Teste de vitalidade pulpar elétrico: o que mede realmente e porque sozinho nunca basta
Porque um testador elétrico verifica a condução nervosa e não o aporte sanguíneo, que situações produzem falsos positivos e negativos, e como se interpreta o resultado no contexto.
O equívoco de fundo, e a causa de muitos diagnósticos errados, está no próprio nome: um testador elétrico não mede a vitalidade pulpar. Mede a resposta das fibras nervosas sensitivas a um estímulo elétrico crescente. Ora, a vitalidade de uma polpa depende da sua vascularização e não da sua inervação, e as duas coisas podem divergir. O caso clínico que o demonstra é o dente traumatizado: após trauma, as fibras nervosas podem ficar temporariamente sem resposta durante semanas ou meses enquanto o fluxo sanguíneo está intacto, e um teste negativo nessa fase leva a desvitalizar um dente vivo. É por isso que, depois de um trauma, um único teste negativo nunca é indicação para tratamento canalar, sendo necessária monitorização repetida ao longo do tempo.

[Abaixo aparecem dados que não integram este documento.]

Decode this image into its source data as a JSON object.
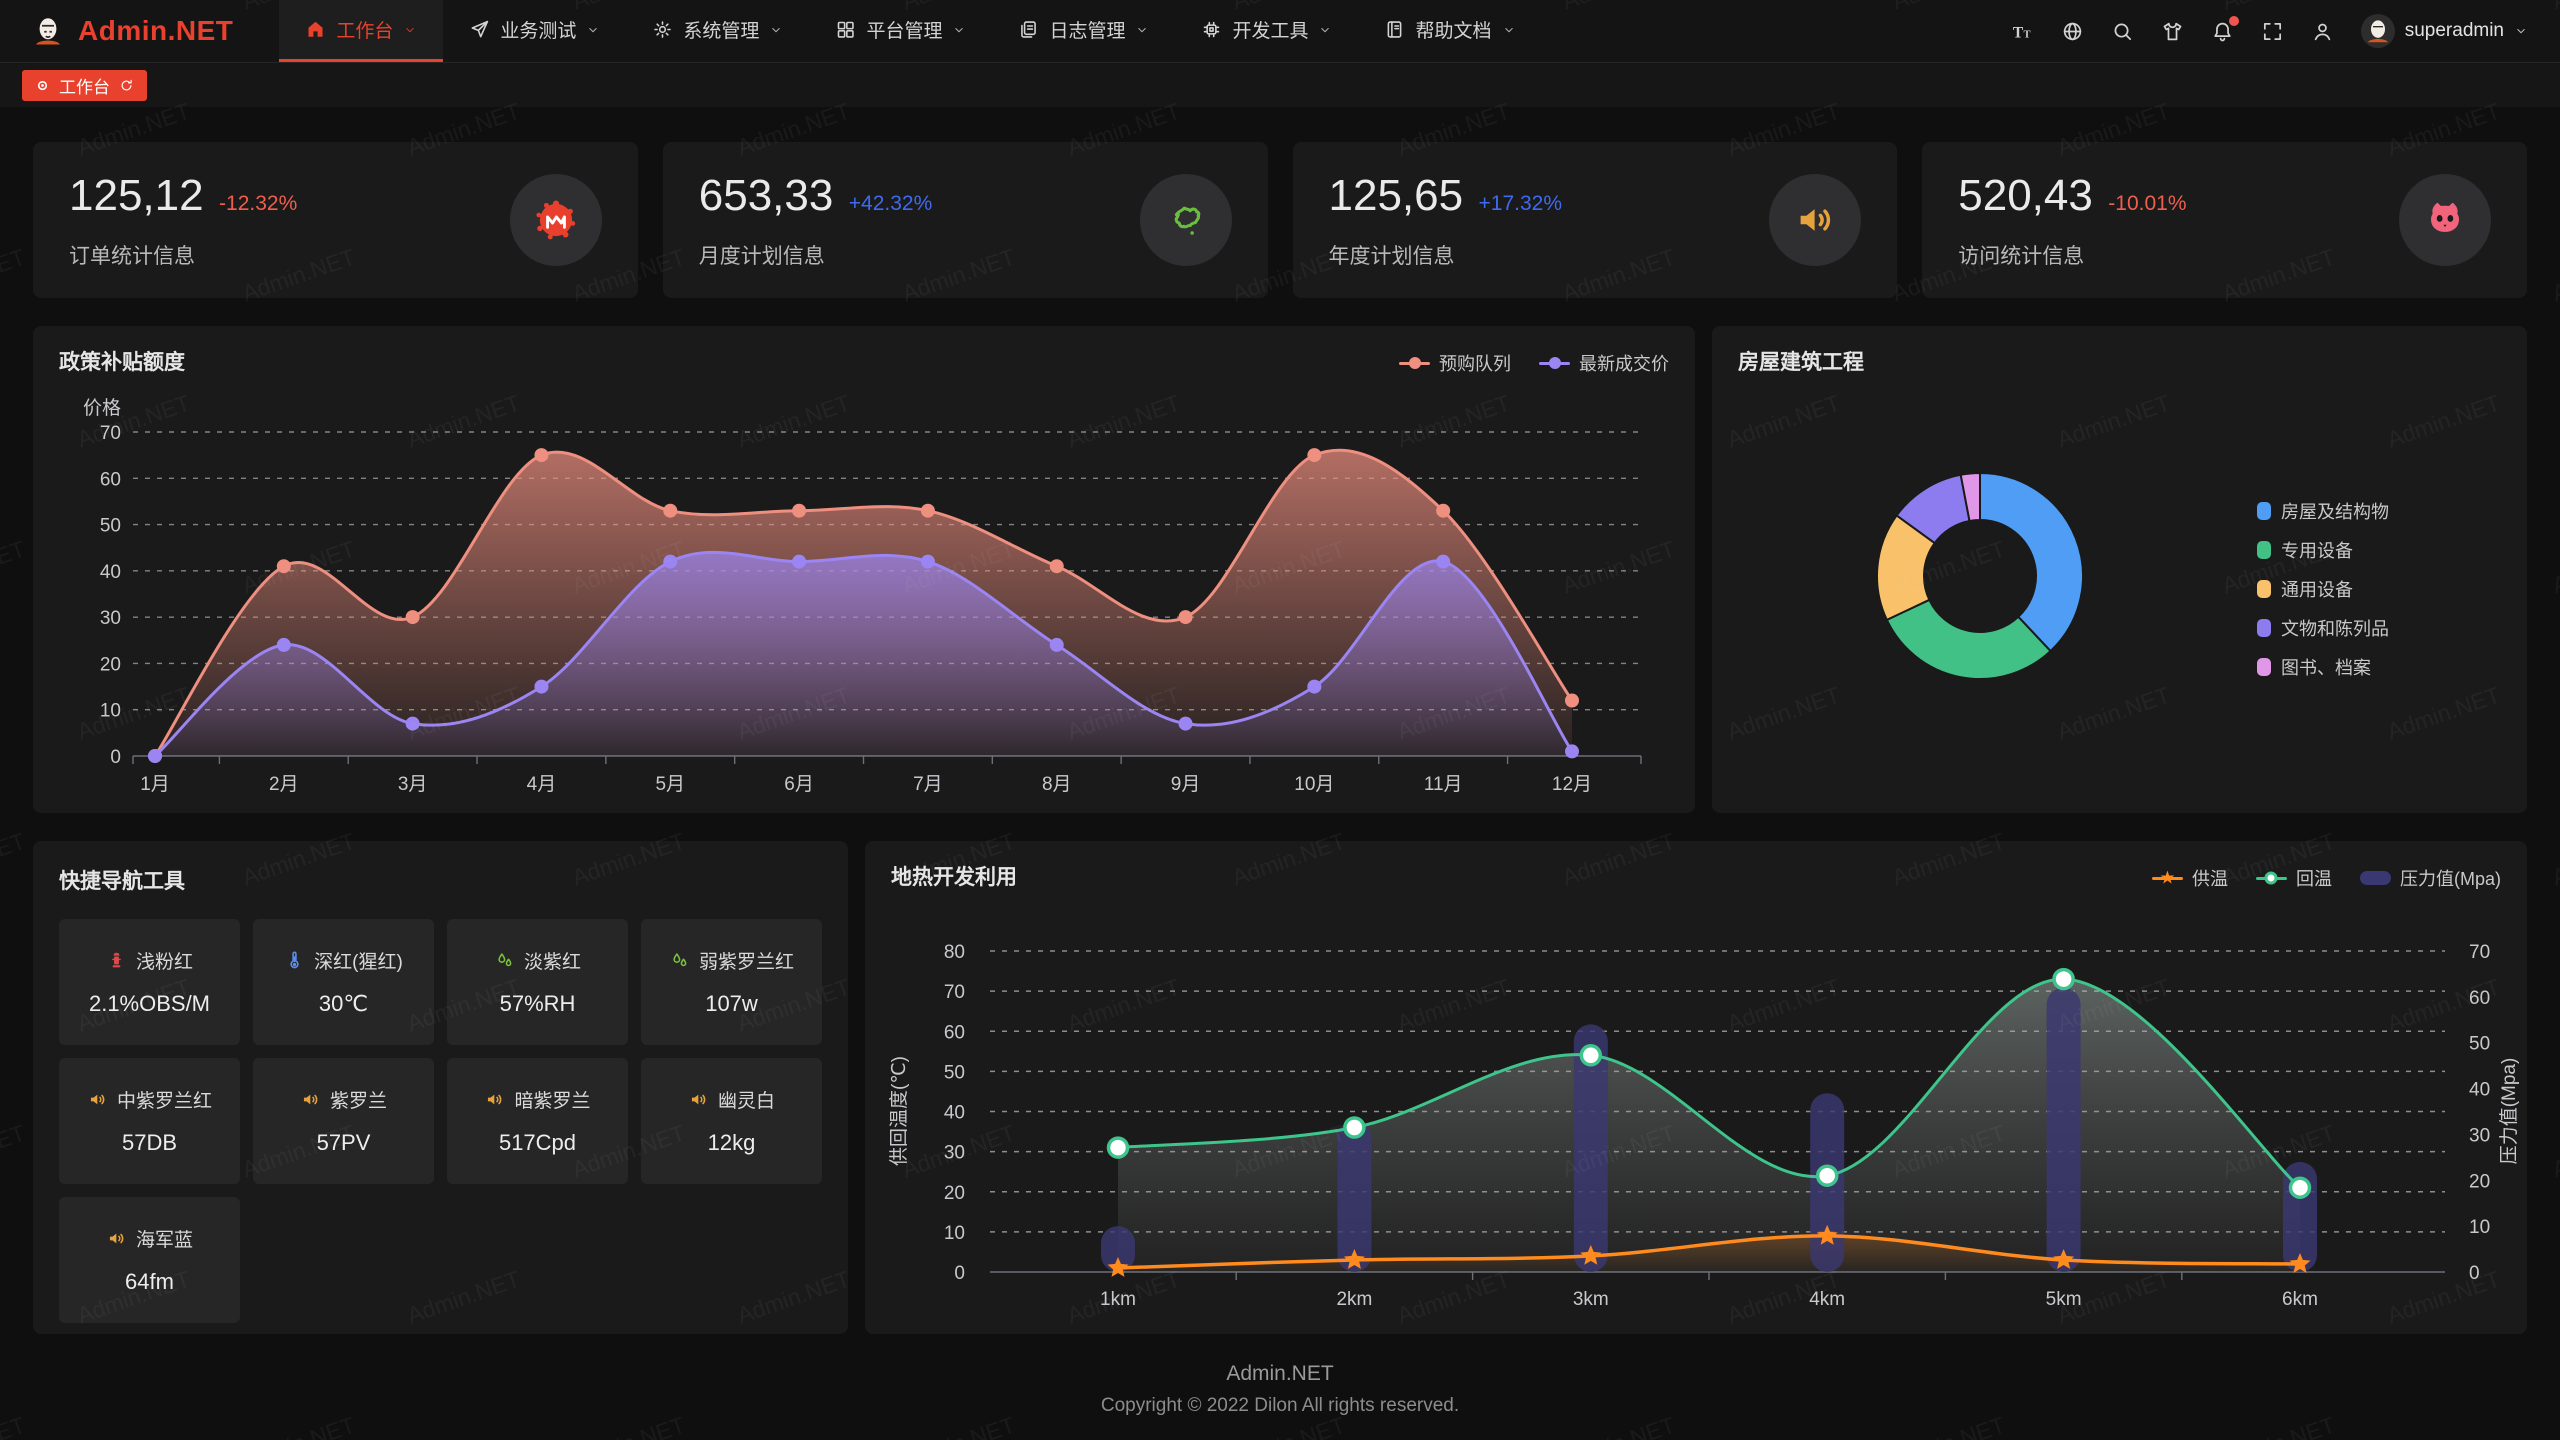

Os falsos negativos — dente vivo que não responde — têm causas reconhecíveis: trauma recente, calcificação extensa do canal, ápice ainda imaturo em doentes jovens, doente sob pré-medicação ou com limiar alterado. Os falsos positivos — dente necrosado que responde — são igualmente traiçoeiros e resultam quase sempre de um problema de isolamento da corrente: o contacto do elétrodo com uma restauração metálica extensa ou com a gengiva conduz o estímulo aos dentes vizinhos ou diretamente aos tecidos periodontais, e o doente assinala uma sensação que não vem do dente em exame. Um dente multirradicular com necrose parcial, em que um canal está necrosado e outro ainda vital, pode responder normalmente e ainda assim exigir tratamento.
A técnica elimina a maioria destes erros. O dente deve ser isolado e seco, o elétrodo colocado na superfície vestibular no terço incisal ou sobre esmalte são — nunca sobre uma restauração metálica nem sobre superfície radicular exposta — e é necessário um meio condutor. O teste começa sempre por um dente de controlo, de preferência o contralateral saudável, para estabelecer o limiar normal daquele doente e para que perceba o que esperar: quem não sabe o que vai sentir assinala por ansiedade e não por estímulo. A intensidade aumenta-se devagar, e o doente deve assinalar a primeira sensação, não a dor.
Na interpretação, o resultado lê-se em conjunto com tudo o resto. Um teste elétrico confronta-se com o teste ao frio, que na maioria das situações é mais fiável para avaliar o estado pulpar, com o exame radiográfico, com a percussão e com a história referida pelo doente. Um teste isolado que contradiz o restante quadro deve ser repetido, não usado para decidir. Última nota de segurança: em portadores de pacemaker ou desfibrilhador implantável, antes de usar um testador elétrico deve verificar-se a compatibilidade indicada pelo fabricante do dispositivo cardíaco.